Part of the problem is that the demand for plasma is rapidly increasing across the globe. Canadian Blood Services fears that if domestic production isn’t boosted by commercial suppliers, we may fall short in the years ahead.

It’s true that some provinces, including Saskatchewan, New Brunswick and Manitoba, permit private companies to operate and pay donors. But to date, the quantities collected are small. There have also been allegations that some of these firms are selling Canadian plasma abroad.

It’s clear that Canadian Blood Services is taking this step unwillingly. Yet what else can it do?

The provinces, who fund Canadian Blood Services, have refused to back domestic production of plasma at the level required.

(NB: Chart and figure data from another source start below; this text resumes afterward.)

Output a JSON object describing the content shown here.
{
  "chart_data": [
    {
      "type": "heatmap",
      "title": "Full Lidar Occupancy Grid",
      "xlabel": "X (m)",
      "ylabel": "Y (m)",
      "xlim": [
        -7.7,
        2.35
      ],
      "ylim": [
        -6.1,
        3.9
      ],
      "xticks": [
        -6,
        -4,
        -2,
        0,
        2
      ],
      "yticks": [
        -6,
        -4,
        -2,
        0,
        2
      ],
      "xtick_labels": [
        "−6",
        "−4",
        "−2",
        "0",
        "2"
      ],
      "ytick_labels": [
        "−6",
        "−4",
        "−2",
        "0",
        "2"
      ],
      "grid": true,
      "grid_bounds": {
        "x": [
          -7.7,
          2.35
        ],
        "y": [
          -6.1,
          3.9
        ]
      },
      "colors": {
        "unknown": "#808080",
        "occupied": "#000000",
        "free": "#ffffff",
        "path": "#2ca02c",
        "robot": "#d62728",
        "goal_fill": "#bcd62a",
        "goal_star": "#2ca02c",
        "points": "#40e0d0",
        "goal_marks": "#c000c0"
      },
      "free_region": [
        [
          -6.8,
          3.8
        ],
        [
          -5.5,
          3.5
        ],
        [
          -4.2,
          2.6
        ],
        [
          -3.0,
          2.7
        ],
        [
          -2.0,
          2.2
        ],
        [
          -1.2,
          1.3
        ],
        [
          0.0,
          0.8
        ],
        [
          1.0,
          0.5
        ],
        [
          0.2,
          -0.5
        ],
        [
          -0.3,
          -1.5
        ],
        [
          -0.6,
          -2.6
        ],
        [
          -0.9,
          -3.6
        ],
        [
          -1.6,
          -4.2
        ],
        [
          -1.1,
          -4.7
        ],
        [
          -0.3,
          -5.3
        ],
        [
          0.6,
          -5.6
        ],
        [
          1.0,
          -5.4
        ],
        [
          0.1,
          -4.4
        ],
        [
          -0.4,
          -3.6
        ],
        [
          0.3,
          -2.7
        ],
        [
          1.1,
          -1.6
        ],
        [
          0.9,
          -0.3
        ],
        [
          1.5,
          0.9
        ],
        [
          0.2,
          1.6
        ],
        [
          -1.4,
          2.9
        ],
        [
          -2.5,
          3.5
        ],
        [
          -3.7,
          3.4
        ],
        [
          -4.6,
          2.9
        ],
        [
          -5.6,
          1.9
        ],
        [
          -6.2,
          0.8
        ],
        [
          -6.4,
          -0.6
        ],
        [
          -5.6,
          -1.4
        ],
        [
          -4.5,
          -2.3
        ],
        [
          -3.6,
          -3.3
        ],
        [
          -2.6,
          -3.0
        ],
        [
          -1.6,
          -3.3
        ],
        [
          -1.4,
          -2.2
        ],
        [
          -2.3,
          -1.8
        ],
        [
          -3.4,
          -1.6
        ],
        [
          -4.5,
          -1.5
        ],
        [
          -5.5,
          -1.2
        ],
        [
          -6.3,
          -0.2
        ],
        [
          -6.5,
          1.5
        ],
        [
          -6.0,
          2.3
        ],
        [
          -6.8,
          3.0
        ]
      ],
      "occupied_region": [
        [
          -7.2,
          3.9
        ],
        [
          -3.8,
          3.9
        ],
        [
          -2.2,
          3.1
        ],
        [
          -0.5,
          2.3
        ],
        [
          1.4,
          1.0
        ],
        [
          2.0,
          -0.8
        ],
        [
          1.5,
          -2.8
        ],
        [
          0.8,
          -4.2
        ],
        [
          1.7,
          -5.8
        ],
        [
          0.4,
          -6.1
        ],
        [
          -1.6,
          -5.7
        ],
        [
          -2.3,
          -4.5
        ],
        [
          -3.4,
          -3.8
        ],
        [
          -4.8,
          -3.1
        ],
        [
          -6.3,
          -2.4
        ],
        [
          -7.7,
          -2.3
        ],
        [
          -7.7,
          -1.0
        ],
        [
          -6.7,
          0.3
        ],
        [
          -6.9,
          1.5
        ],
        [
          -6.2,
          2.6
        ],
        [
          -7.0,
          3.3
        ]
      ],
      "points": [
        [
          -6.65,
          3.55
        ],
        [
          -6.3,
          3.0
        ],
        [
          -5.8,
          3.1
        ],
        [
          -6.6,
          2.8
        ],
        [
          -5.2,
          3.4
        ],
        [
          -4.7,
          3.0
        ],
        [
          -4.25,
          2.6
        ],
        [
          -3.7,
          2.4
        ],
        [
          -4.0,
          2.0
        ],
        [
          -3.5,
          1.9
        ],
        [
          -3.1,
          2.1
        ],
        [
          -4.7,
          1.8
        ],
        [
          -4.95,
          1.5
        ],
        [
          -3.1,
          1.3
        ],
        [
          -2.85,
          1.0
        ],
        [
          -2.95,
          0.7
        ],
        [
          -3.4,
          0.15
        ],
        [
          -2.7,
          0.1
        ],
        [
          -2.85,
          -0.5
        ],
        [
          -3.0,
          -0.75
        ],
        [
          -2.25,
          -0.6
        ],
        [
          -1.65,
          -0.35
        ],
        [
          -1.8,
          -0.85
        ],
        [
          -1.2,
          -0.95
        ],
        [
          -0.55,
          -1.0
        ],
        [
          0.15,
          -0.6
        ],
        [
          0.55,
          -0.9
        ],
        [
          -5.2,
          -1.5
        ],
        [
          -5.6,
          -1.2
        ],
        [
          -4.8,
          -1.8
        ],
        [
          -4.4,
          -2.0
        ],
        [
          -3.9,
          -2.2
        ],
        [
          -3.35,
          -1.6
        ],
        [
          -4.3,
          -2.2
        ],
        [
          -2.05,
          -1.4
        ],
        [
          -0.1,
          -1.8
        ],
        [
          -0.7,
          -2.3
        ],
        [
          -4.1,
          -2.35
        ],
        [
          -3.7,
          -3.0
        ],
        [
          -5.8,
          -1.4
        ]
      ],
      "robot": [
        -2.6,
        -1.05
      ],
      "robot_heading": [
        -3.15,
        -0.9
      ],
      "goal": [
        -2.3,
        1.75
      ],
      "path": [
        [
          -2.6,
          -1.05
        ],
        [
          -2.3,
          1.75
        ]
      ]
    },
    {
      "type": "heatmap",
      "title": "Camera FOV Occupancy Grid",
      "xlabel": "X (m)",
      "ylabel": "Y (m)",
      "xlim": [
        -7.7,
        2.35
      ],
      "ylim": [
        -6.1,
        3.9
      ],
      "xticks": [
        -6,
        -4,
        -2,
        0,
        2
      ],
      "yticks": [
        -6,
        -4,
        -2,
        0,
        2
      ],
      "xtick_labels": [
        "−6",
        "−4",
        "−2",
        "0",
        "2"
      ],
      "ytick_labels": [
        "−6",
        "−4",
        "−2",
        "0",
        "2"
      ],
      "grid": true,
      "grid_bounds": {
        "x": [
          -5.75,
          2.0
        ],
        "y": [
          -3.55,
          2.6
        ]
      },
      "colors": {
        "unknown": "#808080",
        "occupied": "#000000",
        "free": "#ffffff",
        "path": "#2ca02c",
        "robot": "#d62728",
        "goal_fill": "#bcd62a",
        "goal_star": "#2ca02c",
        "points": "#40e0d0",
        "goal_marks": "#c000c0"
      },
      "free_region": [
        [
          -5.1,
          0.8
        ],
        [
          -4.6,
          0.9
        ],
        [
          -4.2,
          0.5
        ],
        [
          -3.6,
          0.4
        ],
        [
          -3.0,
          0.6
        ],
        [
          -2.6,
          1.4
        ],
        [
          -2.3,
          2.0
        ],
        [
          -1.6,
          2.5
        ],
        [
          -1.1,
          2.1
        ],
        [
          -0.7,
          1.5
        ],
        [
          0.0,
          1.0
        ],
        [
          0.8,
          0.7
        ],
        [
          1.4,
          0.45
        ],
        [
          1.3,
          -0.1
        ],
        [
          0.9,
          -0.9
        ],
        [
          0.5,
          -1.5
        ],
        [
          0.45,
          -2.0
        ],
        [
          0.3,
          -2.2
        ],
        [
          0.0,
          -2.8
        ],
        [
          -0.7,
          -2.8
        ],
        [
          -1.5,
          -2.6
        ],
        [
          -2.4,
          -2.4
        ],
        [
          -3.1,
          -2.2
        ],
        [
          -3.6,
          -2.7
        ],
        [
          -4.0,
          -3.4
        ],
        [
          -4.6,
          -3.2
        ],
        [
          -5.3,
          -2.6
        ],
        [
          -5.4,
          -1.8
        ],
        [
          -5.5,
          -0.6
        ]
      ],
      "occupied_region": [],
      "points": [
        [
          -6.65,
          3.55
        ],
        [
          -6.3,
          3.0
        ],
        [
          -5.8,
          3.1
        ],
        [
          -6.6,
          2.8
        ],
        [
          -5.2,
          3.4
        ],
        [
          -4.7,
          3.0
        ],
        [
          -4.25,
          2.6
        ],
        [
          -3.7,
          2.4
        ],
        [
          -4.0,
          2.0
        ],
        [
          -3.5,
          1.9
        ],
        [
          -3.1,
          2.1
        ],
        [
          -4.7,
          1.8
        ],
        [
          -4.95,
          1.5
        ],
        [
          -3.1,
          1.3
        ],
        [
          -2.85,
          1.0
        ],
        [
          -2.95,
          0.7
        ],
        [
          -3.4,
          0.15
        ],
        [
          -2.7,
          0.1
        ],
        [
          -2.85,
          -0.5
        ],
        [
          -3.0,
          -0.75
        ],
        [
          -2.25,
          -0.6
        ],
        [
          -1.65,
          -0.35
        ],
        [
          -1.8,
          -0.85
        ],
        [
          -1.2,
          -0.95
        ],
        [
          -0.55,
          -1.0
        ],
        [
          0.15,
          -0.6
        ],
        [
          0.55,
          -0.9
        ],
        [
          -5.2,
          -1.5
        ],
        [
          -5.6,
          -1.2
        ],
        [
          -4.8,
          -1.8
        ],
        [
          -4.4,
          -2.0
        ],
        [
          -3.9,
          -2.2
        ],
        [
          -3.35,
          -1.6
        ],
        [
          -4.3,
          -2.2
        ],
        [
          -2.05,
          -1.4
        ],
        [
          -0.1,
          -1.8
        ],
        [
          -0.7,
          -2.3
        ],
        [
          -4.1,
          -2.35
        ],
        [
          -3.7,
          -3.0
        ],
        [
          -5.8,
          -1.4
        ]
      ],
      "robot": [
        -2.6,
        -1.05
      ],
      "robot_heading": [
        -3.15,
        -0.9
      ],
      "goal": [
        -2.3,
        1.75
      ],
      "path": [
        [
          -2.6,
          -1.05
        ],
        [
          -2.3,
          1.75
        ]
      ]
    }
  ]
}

This, then, is not a matter of choice. It is a matter of necessity, forced by short-sighted government penny-pinching that will tarnish one of the principles of our health care system, that it is publicly funded and operated.

Our own B.C. government is a key actor here. In the past it has resisted any thought of paying for donations.

There is the additional aspect that some of the companies Canadian Blood Services may be negotiating with are non-unionized. How will that play with an NDP administration?

Everyone understands the enormous pressures our provincial governments are under to maintain their health-care systems. There is never enough money to go around.

But the issue here cannot be rendered in mere dollars. It goes to the kind of people we believe ourselves to be.

Do we really want the Americanization of our blood service? Surely not.